Segundo a mineradora, neste primeiro momento, receberão o recurso cerca de 800 moradores dos bairros Parque da Cachoeira e Córrego do Feijão, em Brumadinho, na Região Metropolitana de Belo Horizonte, locais mais impactadas pelo rompimento da Barragem 1 da Mina Córrego do Feijão e cuja documentação foi entregue a partir de 8 de março, conforme definido em audiência no Tribunal de Justiça de Minas Gerais (TJMG).

A barragem da Vale se rompeu no dia 25 de janeiro deixando pelo menos 203 mortos e 105 desaparecidos.

Ainda segundo a Vale, os demais moradores que ainda não estão registrados para receber a indenização emergencial e os já registrados que possuem pendências, devem marcar um horário de atendimento para realizar a entrega da documentação. Esse agendamento pode ser feito a partir desta segunda-feira (18), pelo telefone 0800 888 1182, das 8h às 20h.

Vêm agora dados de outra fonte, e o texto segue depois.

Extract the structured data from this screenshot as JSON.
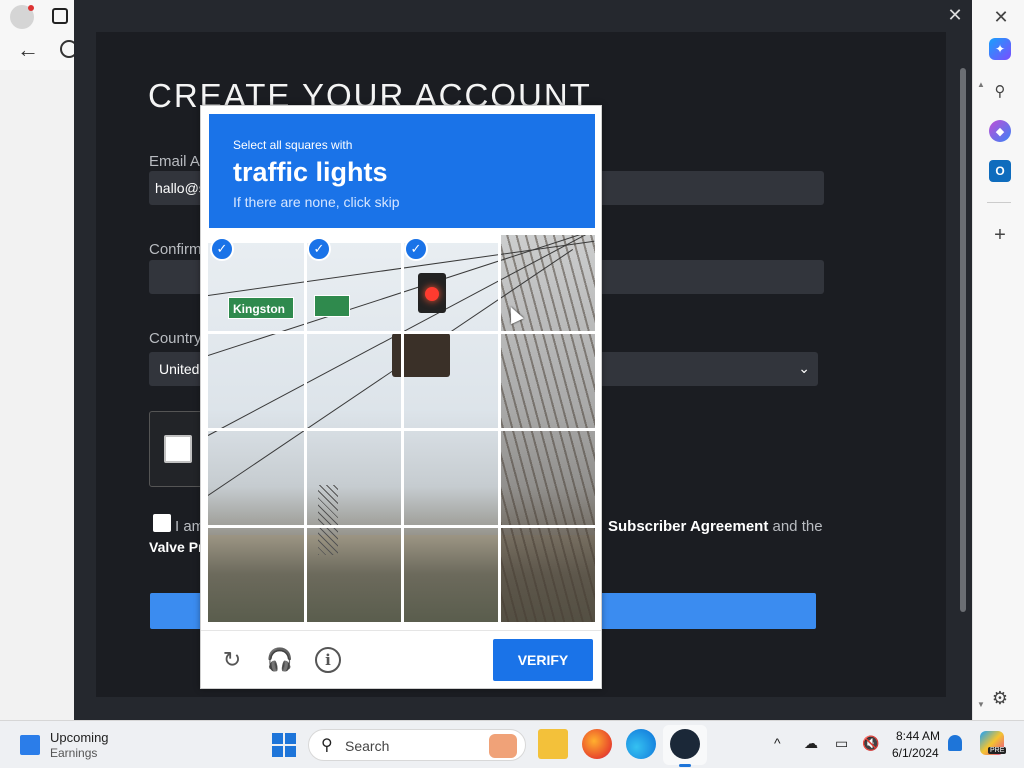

Nessa sexta-feira (15), o MPMG apresentou uma petição à Justiça requerendo que a mineradora garanta R$ 50 bilhões para reparação ambiental na área devastada pela lama de Brumadinho.

Os promotores pedem ainda a adoção de medidas tecnicamente necessárias para garantir a segurança e estabilidade de todas as estruturas remanescentes do Complexo Minerário Paraopeba e que a Vale apresente a condição de estabilidade atual das estruturas, revise os fatores de segurança e atualize os planos de segurança das barragens.

O MPMG solicita também a apresentação de um plano de monitoramento ambiental para toda a bacia hidrográfica do rio Paraopeba para esclarecer os impactos secundários e a efetividade das ações de prevenção a novos danos, mitigação, recuperação e compensação socioambiental.